24.09.2010 - 06.10.2010
So after a few days relaxing on the beach we heard on to a boat for another 3 days to Belem, a city right on the mouth of the Amazon! The boat was alot of fun this time, lots of families who live in the jungle paddling out to the boat in their little canoes to pick up supplies like rice and also trying to sell fish, it was really great to watch all the small amazon villages as we floated passed. We were both still a bit ill (the boat food probably didn´t help) but it was still a great experience. When we got to Belem we headed to the only hostel in town which was extremely overpriced but with nowhere else to go we had to stay there. We had gotten a taxi into town since the boat didnt dock until after dark- on the journey we asked our taxi driver if it was safe to walk about after dark in the city- as he was in the process of assuring us that it was safe as houses, we saw a guy leg it up to the window of the car in front, snatch a mobile phone out of the drivers hand and then dissapear in the night. Maybe not so safe then. The town itself was relatively nice by daylight though, and since Belem is the gateway port to the amazon, there were loads of colourful markets selling all sorts of jungle produce, from strange looking fruit and veg to some weird and brightly coloured fish.

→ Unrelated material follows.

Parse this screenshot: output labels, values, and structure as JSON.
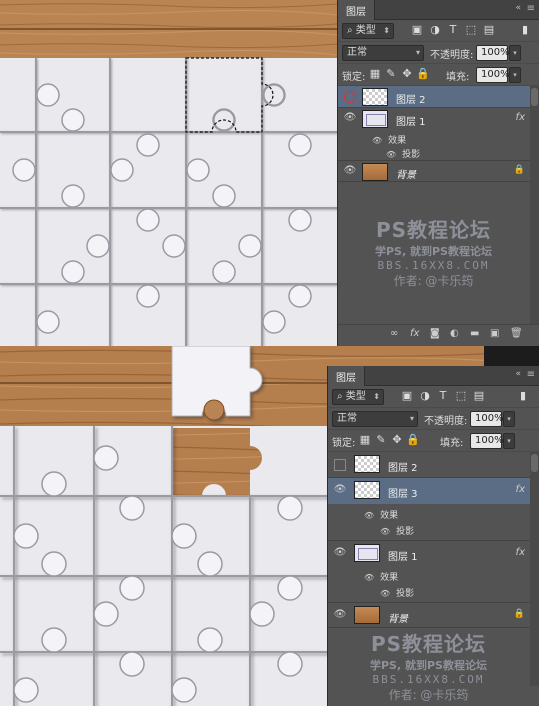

Despite having a few things to do, Belem was fairly nondescript and since we were recovering from being ill we didnt really do much. Our next destination was Salvador and after forking out a ridiculous 289 reis for the bus and writing off 36 hours of our lives, we arrived at the bus terminal at 2 in the morning and sat there like a couple of tramps until daylight.
We had pretty mixed feelings about Salvador, the culture of the place is pretty interesting as tons of slaves were bought here and so there is a really strong african culture- loads of african influenced music, artwork and religion. The tourist area is called the pelourhino and consists of loads of old colourful buildings and all types of music going on all day long, from Samba to Capoeira (hybrid dance/martial art). At night its really easy to see typical Brazillian music as well since almost every bar has a band on.
The downside was that since the area is frequented by a lot of tourists, you get a lot of very persistant begging and people trying to flog you rubbish that you dont want. We also got ´nearly´ mugged twice walking about- what they do is approach you with friendly-looking body language so that the nearby police dont suspect anything, while simultaneously telling you to give them your money. We got around this by pretending we didnt understand a word they were saying until they eventually got fed up and gave up. One time we were right outside our hotel so we just did a runner inside and the owners chased them off.
After that incident we moved to the residencial neighborhood of Barra, which feels a lot safer and has a nice beach. An even nicer beach however was an hour or so away by bus in Praia do Forte, a really nice strip of beach with a lot of turtle conservation going on. They even had a big turtle rescue center with tons of huge turtles, which was really cool to see!